The paper introduces the Wishart projection mechanism for differential privacy, showing that random projections alone can provide privacy for vector-valued queries without additive noise, but fail for matrix-valued queries, where they are vulnerable to membership inference attacks (AUC > 0.99). It also finds that low-rank fine-tuning like LoRA can be more private than full fine-tuning at the same noise level, with preliminary experiments indicating potential for lower noise and improved accuracy.
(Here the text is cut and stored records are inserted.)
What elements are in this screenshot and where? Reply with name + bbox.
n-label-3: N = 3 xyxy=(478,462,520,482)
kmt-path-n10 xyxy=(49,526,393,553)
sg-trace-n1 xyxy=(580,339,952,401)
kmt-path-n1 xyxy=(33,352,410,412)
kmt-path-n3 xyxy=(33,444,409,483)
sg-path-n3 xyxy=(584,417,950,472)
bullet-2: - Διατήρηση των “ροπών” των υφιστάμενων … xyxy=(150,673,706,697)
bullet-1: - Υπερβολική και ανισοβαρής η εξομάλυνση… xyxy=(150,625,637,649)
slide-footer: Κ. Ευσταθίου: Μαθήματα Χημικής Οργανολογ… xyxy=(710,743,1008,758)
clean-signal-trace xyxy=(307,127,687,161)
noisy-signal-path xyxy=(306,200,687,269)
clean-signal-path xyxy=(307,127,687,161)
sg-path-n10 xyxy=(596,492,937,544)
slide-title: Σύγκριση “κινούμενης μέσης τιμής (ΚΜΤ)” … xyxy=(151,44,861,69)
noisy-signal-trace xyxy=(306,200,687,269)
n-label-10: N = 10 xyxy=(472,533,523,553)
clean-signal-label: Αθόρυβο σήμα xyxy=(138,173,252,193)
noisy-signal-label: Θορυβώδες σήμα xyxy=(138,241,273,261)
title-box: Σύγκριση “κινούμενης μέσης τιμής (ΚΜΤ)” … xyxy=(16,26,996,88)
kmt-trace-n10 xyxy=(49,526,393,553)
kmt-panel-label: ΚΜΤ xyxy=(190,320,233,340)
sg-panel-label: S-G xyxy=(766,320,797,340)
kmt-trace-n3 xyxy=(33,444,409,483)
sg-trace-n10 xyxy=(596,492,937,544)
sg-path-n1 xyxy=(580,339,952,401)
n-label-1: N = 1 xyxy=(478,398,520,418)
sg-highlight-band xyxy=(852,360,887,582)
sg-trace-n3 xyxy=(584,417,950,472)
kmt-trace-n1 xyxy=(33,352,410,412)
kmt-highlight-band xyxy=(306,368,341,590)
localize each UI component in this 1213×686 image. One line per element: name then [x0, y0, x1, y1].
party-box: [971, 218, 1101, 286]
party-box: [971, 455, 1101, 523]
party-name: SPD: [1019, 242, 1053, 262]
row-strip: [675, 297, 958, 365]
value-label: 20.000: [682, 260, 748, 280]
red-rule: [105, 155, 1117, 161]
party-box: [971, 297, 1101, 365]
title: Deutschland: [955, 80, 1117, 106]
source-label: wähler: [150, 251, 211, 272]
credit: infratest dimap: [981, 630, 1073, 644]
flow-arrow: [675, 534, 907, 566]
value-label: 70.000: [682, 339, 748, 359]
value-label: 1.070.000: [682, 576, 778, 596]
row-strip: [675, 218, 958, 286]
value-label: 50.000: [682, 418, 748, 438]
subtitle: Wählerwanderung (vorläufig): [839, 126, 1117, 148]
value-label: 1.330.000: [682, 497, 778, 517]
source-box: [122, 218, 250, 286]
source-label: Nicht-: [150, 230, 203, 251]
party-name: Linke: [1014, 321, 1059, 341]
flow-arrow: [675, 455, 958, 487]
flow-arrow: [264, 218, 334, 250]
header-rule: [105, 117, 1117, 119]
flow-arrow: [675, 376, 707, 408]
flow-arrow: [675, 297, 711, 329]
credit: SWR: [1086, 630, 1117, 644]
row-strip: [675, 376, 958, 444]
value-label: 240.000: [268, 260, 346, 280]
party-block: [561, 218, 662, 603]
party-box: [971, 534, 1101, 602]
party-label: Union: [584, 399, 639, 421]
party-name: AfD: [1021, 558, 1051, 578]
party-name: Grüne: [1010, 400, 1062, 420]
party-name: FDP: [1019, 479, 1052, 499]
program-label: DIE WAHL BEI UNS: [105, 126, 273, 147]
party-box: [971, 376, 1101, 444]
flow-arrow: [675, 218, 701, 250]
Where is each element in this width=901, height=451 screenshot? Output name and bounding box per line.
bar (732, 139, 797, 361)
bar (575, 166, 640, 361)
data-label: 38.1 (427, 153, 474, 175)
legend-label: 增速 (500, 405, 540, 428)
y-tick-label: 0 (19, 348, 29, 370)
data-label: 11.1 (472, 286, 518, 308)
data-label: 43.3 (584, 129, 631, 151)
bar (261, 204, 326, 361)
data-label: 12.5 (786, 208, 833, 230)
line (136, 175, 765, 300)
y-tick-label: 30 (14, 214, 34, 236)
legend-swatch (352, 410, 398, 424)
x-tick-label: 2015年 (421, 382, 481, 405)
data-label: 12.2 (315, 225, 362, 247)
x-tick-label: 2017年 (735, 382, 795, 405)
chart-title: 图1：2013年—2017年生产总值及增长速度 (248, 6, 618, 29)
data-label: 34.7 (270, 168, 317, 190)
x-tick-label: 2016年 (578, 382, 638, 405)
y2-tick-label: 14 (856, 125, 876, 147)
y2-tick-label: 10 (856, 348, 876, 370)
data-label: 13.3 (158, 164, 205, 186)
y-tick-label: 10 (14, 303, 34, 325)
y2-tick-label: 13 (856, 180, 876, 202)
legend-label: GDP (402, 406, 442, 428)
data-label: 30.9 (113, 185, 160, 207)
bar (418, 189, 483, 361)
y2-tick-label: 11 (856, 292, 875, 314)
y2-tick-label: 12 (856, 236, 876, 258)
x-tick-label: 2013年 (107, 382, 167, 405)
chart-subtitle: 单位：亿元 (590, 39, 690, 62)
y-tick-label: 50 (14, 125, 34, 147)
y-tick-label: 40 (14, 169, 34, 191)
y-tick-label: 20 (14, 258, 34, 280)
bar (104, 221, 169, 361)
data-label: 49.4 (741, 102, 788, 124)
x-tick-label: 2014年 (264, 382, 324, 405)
We introduce the (Wishart) projection mechanism, a randomized map of the form $S \mapsto M f(S)$ with $M \sim W_d(1/r I_d, r)$ and study its differential privacy properties. For vector-valued queries $f$, we prove non-asymptotic DP guarantees without any additive noise, showing that Wishart randomness alone can suffice. For matrix-valued queries, however, we establish a sharp negative result: in the noise-free setting, the mechanism is not DP, and we demonstrate its vulnerability by implementing a near perfect membership inference attack (AUC $> 0.99$). We then analyze a noisy variant and prove privacy amplification due to randomness and low rank projection, in both large- and small-rank regimes, yielding stronger privacy guarantees than additive noise alone. Finally, we show that LoRA-style updates are an instance of the matrix-valued mechanism, implying that LoRA is not inherently private despite its built-in randomness, but that low-rank fine-tuning can be more private than full fine-tuning at the same noise level. Preliminary experiments suggest that tighter accounting enables lower noise and improved accuracy in practice.